Medical Dermatology


Hyperhidrosis is another term for excessive sweating. Sweating is a normal response from the human body when it is hot. However, hyperhidrosis is when an individual sweats when there is no physical need to do so. It is usually apparent in the underarms, face, feet, and hands and can sometimes interfere with everyday activities. This is when treatment is most important.


There are two types of hyperhidrosis: focal and secondary. Focal hyperhidrosis occurs when sweating is localized to a few body parts and happens with no apparent cause. It typically happens more than once per week and begins during adolescence. Secondary hyperhidrosis means that the sweating is actually a symptom of another problem. The sweating will be less localized, happening all over the body, and often while sleeping. Root causes range from diabetes to gout, hyperthyroidism to menopause, and many more.

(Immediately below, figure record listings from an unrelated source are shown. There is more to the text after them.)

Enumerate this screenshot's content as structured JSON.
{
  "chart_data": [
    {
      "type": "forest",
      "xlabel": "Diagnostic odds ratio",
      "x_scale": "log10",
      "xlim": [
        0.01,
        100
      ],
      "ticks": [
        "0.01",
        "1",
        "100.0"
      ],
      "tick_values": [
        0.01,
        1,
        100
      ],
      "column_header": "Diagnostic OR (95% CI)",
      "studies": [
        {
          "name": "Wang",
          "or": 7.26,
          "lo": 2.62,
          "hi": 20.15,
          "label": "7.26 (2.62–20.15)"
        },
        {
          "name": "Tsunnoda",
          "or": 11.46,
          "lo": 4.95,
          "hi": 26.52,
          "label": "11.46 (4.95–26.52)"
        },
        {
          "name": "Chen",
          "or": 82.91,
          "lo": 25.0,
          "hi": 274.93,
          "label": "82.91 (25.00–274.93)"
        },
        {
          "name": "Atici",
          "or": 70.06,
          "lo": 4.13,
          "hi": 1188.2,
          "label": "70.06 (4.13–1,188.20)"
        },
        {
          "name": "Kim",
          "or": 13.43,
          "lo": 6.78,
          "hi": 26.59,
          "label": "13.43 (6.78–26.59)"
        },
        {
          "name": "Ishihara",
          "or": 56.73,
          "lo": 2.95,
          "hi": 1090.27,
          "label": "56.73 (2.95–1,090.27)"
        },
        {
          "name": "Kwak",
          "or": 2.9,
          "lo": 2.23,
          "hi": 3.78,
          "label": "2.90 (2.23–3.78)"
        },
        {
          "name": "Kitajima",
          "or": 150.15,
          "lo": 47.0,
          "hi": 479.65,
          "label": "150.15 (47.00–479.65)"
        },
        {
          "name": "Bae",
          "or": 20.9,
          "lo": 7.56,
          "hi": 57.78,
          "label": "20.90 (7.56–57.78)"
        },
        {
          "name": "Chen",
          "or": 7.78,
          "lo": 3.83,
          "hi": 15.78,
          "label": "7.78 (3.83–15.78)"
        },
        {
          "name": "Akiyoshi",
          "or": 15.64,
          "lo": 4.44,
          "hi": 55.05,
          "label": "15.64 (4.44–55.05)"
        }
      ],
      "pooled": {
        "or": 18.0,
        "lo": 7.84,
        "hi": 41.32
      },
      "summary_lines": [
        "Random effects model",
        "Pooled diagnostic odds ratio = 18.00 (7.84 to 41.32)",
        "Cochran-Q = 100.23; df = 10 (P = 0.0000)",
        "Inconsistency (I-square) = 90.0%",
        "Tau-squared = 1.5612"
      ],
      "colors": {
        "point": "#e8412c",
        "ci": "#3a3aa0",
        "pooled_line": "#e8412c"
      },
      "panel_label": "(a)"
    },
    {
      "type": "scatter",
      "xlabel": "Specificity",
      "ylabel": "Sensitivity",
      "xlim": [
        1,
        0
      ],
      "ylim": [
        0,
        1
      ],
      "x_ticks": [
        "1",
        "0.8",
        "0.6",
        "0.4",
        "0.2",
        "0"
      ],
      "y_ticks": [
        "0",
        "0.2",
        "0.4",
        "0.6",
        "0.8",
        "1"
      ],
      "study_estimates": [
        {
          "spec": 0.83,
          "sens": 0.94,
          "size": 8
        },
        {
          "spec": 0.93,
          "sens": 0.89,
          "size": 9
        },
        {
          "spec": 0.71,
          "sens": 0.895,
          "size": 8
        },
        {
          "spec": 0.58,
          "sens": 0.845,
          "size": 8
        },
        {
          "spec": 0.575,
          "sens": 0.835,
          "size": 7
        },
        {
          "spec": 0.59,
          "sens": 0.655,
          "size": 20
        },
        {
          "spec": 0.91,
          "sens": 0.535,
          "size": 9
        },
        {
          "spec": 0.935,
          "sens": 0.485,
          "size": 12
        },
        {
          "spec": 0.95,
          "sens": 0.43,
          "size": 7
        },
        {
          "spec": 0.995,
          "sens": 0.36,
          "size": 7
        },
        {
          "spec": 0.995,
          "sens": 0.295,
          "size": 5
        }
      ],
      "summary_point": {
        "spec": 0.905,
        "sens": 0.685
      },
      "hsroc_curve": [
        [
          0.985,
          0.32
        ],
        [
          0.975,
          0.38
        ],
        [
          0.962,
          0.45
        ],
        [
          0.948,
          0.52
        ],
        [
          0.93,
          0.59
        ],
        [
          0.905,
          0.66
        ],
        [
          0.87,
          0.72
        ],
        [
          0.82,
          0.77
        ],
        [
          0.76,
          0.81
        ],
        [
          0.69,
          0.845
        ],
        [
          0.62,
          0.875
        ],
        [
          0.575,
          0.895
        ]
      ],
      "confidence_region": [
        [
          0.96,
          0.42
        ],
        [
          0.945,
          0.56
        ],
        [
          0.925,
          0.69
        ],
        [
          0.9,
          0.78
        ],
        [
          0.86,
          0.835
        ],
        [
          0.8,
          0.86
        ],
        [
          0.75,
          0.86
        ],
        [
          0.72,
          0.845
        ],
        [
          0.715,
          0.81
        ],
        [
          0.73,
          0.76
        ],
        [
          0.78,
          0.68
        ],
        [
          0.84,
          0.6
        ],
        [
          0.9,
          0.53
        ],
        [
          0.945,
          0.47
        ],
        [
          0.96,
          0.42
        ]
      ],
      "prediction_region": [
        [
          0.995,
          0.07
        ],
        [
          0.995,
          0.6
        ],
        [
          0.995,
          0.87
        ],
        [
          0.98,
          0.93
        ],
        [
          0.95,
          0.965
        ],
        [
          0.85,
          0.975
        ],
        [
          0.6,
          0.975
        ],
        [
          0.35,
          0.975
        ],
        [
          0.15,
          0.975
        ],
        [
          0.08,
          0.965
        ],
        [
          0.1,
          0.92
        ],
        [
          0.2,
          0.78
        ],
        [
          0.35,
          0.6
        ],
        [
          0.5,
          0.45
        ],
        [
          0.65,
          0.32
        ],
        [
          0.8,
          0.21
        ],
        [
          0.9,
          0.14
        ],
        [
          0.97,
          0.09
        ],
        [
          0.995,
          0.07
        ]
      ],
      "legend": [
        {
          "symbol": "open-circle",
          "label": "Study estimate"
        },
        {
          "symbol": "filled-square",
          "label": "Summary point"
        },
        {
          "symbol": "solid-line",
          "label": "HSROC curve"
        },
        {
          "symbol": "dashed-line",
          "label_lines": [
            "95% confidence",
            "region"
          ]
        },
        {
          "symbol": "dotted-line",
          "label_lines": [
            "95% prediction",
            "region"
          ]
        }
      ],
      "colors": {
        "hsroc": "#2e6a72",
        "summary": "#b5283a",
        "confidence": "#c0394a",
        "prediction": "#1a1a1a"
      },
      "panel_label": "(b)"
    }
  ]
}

Complications from hyperhidrosis tend to be mild if treated effectively but can lead to unpleasant situations. Body odor and maceration (soft, mushy appearance or texture) are two of the most common problems associated with this disorder. However, more serious problems such as athlete’s foot, bacterial or fungal infections, and warts can become issues if an individual with severe hyperhidrosis is not properly treated.

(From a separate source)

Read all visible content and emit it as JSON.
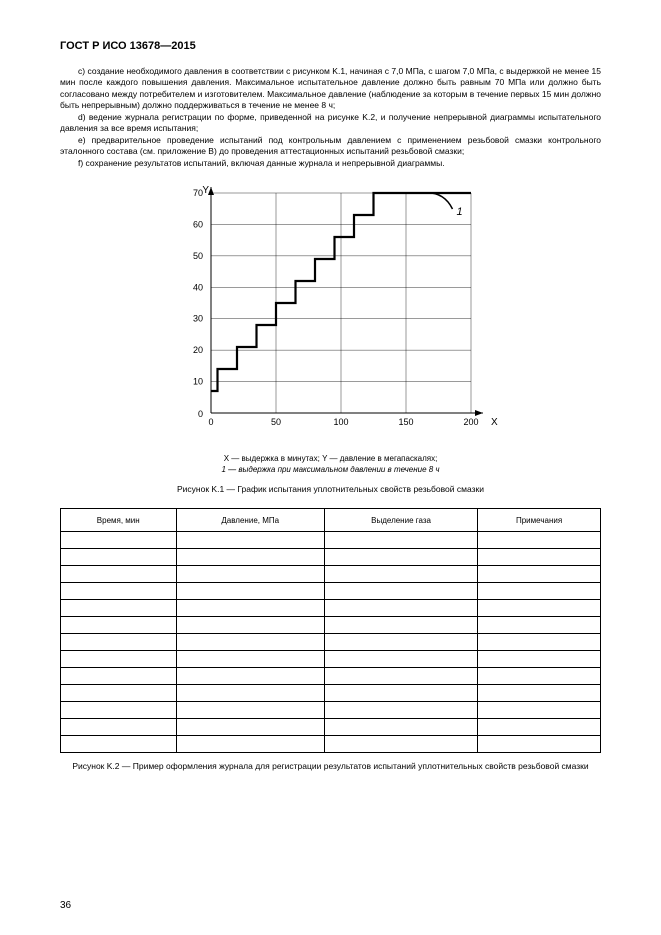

One of the most effective treatments dermatologists utilize is Botox® injections in the affected areas. These injections block the nerves which stimulate sweat production in the treated areas. In more sensitive areas, dermatologists may start with a topical anesthetic to reduce pain at the injection site. These treatments are not permanent and patients will see results for anywhere from 6-12 months before needing additional treatments.